Although these principles are clear and incontrovertible, yet many persons feel an embarrassment from considering the Cherokees as living in the State of Georgia. All this embarrassment may be removed at once by bearing in mind that the Cherokee country is not in Georgia, in any sense affecting sovereignty, right of soil, or jurisdiction; nor will it rightfully become a part of Georgia, till the Cherokees shall first have ceded it to the United States. Whenever that event shall take place, it will immediately fall into the States of Georgia, Tennessee and Alabama; not by virtue of any compact to which the Cherokees have been a party, but in consequence of compacts not existing between these States and the United States….

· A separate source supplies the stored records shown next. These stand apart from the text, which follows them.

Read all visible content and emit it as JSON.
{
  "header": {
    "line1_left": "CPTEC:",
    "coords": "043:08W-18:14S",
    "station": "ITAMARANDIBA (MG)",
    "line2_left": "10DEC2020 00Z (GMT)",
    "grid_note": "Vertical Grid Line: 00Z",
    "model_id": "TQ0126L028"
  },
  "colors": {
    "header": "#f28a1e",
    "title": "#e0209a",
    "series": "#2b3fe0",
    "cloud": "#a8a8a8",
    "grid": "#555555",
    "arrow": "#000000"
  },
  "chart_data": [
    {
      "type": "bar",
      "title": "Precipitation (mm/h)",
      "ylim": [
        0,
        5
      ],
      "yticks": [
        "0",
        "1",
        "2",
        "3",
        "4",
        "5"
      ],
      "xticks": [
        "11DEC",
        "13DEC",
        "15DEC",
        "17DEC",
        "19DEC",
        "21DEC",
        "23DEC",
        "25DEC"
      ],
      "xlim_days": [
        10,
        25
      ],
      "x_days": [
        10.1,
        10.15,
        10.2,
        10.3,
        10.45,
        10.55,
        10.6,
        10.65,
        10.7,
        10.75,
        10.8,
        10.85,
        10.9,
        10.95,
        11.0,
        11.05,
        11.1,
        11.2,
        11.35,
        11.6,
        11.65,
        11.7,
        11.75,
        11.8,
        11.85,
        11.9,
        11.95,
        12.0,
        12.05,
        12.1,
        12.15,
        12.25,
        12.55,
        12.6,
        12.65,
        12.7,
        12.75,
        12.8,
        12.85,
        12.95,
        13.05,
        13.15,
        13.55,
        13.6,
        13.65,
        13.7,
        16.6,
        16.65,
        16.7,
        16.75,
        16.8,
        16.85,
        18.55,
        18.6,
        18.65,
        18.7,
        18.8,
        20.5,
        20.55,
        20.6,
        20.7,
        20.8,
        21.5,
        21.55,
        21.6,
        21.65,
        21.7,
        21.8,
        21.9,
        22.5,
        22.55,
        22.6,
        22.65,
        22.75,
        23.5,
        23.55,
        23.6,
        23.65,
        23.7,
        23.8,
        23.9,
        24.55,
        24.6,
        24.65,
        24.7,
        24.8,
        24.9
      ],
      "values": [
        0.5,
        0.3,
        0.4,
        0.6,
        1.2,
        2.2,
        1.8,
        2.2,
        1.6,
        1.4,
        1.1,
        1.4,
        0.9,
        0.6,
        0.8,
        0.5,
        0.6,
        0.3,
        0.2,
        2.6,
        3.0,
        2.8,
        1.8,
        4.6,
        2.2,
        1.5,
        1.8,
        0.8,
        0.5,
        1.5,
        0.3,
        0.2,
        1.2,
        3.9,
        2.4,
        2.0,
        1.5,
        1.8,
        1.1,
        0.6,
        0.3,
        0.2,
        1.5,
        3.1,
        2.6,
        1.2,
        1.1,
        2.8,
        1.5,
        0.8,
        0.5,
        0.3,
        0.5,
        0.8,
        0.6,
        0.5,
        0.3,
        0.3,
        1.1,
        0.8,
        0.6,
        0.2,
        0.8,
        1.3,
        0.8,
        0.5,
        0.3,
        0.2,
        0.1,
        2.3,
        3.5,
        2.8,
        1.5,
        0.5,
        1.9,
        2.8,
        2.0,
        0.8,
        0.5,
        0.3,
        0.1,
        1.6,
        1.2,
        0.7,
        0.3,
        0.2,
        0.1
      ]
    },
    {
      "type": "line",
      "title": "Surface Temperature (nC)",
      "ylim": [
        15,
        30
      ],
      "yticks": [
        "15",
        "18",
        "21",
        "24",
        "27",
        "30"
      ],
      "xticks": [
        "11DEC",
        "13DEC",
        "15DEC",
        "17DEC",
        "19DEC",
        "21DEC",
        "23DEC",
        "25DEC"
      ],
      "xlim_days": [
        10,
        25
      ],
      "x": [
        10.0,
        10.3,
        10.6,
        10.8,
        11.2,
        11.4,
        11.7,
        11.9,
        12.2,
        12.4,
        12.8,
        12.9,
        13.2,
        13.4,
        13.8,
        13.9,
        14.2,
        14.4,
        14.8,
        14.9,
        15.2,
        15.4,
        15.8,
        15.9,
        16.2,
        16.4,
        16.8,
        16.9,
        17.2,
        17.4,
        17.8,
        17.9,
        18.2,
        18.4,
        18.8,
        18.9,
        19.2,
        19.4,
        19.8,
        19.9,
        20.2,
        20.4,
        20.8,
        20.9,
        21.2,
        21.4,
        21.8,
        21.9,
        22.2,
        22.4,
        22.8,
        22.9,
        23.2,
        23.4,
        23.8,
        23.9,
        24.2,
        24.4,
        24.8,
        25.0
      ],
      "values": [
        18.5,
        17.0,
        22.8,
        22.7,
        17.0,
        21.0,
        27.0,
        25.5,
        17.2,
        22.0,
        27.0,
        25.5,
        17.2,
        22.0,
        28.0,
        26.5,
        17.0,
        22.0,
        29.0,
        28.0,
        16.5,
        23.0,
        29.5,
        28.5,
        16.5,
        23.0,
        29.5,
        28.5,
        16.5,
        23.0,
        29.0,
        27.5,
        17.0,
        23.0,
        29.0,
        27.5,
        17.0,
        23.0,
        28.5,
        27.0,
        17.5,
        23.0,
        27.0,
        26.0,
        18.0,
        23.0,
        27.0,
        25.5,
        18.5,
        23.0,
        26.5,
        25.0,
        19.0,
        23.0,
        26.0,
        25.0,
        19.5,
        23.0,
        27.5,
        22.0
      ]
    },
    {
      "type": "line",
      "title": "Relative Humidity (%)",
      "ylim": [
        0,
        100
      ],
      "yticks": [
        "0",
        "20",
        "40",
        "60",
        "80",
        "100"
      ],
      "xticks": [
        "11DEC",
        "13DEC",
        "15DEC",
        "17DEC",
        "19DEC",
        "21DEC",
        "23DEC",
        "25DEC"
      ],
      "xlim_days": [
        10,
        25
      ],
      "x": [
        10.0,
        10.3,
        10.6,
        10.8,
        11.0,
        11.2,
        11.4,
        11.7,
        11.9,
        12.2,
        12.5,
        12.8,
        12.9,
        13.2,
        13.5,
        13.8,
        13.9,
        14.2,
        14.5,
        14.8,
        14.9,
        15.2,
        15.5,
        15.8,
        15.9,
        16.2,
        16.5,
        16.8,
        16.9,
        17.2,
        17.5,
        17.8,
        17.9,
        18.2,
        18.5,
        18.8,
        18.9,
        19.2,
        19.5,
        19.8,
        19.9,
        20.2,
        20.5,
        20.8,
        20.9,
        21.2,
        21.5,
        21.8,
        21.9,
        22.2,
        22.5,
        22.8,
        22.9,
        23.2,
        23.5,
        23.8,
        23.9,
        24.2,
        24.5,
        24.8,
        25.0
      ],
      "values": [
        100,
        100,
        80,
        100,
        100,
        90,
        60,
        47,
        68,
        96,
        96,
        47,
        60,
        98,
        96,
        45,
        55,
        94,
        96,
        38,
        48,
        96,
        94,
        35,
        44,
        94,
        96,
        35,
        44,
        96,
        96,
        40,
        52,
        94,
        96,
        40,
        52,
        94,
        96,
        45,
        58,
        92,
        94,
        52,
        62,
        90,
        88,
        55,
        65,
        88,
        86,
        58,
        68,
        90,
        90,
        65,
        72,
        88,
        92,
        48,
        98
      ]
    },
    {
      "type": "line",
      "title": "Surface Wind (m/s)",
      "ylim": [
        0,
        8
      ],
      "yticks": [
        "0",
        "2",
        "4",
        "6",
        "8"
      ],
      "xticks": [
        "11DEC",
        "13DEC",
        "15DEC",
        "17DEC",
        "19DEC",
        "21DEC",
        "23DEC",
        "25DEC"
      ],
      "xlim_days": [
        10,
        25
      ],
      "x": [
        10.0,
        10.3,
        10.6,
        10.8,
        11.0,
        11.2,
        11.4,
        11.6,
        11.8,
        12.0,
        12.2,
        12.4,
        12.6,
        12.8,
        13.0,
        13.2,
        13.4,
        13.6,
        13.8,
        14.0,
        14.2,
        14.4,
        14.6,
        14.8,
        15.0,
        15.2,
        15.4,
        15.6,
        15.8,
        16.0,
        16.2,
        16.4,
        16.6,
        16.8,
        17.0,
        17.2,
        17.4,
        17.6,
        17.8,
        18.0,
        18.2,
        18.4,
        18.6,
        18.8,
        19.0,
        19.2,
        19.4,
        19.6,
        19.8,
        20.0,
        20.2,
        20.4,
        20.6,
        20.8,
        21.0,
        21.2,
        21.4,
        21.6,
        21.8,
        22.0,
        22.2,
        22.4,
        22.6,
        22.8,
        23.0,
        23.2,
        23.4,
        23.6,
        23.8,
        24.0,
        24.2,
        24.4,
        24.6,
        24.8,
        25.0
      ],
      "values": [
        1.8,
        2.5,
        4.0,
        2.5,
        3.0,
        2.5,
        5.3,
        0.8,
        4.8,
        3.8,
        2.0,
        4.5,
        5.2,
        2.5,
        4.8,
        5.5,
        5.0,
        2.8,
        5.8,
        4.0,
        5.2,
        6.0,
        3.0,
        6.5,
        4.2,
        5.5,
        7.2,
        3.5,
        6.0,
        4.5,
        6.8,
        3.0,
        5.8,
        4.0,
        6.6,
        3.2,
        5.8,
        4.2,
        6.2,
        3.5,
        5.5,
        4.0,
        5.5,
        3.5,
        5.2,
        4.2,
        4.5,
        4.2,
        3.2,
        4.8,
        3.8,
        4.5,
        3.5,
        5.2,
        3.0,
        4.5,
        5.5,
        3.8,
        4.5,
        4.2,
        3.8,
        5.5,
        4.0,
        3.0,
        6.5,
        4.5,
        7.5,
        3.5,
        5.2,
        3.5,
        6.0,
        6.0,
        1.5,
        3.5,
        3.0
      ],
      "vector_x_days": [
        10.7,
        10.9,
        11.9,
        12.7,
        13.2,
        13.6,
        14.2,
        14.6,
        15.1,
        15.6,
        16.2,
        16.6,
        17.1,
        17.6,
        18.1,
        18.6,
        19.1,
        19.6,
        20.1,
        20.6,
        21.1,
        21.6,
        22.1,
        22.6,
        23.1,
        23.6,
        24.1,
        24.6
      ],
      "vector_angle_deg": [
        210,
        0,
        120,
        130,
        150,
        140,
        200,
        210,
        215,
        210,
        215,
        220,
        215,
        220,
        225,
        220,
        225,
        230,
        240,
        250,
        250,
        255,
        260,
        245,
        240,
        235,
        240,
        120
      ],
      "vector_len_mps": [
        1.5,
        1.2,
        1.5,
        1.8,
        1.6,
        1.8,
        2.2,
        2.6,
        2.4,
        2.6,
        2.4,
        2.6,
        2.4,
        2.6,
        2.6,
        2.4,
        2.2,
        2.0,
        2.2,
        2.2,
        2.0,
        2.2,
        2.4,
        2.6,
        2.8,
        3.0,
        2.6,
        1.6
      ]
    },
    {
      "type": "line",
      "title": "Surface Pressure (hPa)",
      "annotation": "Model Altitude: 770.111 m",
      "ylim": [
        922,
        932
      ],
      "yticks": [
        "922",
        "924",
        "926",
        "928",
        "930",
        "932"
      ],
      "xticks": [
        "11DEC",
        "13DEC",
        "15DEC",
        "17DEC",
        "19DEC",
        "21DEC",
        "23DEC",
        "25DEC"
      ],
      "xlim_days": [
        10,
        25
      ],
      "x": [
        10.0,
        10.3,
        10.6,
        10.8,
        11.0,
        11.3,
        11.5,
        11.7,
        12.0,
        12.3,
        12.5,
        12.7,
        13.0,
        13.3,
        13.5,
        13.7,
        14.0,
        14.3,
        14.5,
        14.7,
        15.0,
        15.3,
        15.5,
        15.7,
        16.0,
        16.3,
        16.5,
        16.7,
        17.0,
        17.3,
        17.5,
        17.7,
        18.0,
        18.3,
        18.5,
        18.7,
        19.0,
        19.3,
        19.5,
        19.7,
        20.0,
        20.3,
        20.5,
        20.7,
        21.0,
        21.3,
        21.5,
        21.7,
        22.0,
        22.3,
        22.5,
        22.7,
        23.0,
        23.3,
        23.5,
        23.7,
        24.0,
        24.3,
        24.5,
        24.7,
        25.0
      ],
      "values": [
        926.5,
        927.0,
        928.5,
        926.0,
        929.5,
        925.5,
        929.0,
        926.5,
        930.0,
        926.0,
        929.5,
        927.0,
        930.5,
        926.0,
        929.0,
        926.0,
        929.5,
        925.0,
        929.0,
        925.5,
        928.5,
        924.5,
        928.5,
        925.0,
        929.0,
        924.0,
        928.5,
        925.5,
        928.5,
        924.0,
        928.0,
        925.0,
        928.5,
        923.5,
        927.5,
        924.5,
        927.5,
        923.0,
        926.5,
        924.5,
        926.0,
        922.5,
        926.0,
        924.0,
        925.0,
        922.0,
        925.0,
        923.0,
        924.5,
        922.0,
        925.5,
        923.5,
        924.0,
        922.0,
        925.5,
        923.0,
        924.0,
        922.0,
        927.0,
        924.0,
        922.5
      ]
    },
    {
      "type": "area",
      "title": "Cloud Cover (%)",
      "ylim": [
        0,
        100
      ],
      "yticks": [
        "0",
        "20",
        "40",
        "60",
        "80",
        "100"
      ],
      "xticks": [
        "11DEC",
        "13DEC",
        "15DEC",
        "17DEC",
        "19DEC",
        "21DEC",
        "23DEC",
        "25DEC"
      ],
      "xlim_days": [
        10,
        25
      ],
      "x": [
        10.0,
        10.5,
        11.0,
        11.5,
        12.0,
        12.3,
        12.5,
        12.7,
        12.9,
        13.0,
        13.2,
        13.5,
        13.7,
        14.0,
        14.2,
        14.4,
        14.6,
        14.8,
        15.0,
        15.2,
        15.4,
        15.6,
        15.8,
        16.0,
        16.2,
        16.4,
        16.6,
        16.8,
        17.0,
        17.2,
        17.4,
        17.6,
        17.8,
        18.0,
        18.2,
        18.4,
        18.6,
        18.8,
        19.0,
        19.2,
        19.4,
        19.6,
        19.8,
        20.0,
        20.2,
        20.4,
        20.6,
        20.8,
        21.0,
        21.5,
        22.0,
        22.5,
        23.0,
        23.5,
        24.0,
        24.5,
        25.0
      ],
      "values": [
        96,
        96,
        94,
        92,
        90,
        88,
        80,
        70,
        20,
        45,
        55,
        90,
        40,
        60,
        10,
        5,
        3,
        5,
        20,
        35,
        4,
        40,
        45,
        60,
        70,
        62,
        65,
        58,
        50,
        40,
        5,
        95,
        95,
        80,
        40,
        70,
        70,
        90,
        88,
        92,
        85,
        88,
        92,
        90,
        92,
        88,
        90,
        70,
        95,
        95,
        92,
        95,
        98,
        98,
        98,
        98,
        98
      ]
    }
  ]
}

Again, it is supposed that the existence of a little separate community of Indians, living under their own laws, and surrounded by communities of whites, will be fraught with some great and undefined mischief. This supposed evil is set forth under learned and hard names. It is called an anomaly, an imperium in imperio [empire within an empire], and by various other pedantic epithets. When the case is accurately examined, however, all the fog clears away, and nothing appears in the prospect but a little tract of country full of civilized Indians, engaged in their lawful pursuits, neither molesting their neighbours, nor interrupting the general peace and prosperity.
If the separate existence of the Indian tribes were an inconvenience to their neighbours, this would be but a slender reason for breaking down all the barriers of justice and good faith. Many a rich man has thought it very inconvenient, that he could not add the farm of a poor neighbour to his possessions. Many a powerful nation has felt it to be inconvenient to have a weak and dependent state in its neighbourhood, and has therefore forcibly joined the territory of such state to its own extensive domains. But this is done at the expense of honour and character, and is visited by the historian with his severest reprobation….
And as to the learned chimera of imperium in imperio, it is, and always has been, one of the most common things in the world. The whole of modern Germany is nothing else but one specimen after another of imperium in imperio. Italy has an abundance of specimens also. As to our own country, we have governments within governments of all sizes, and for all purposes, from a school district to our great federal union. And where can be the harm of letting a few of our red neighbours, on a small remnant of their own territory, exercise the rights which God has given them? They have not the power to injure us; and, if we treat them kindly and justly, they will not have the disposition. They have not intruded upon our territory, nor encroached upon our rights. They only ask the privilege of living unmolested in the places where they were born, and in possession of those rights, which we have acknowledged and guaranteed….
May a gracious Providence avert from this country the awful calamity of exposing ourselves to the wrath of heaven, as a consequence of disregarding the cries of the poor and defenceless, and perverting to purposes of cruelty and oppression, that power which was given us to promote the happiness of our fellow-men.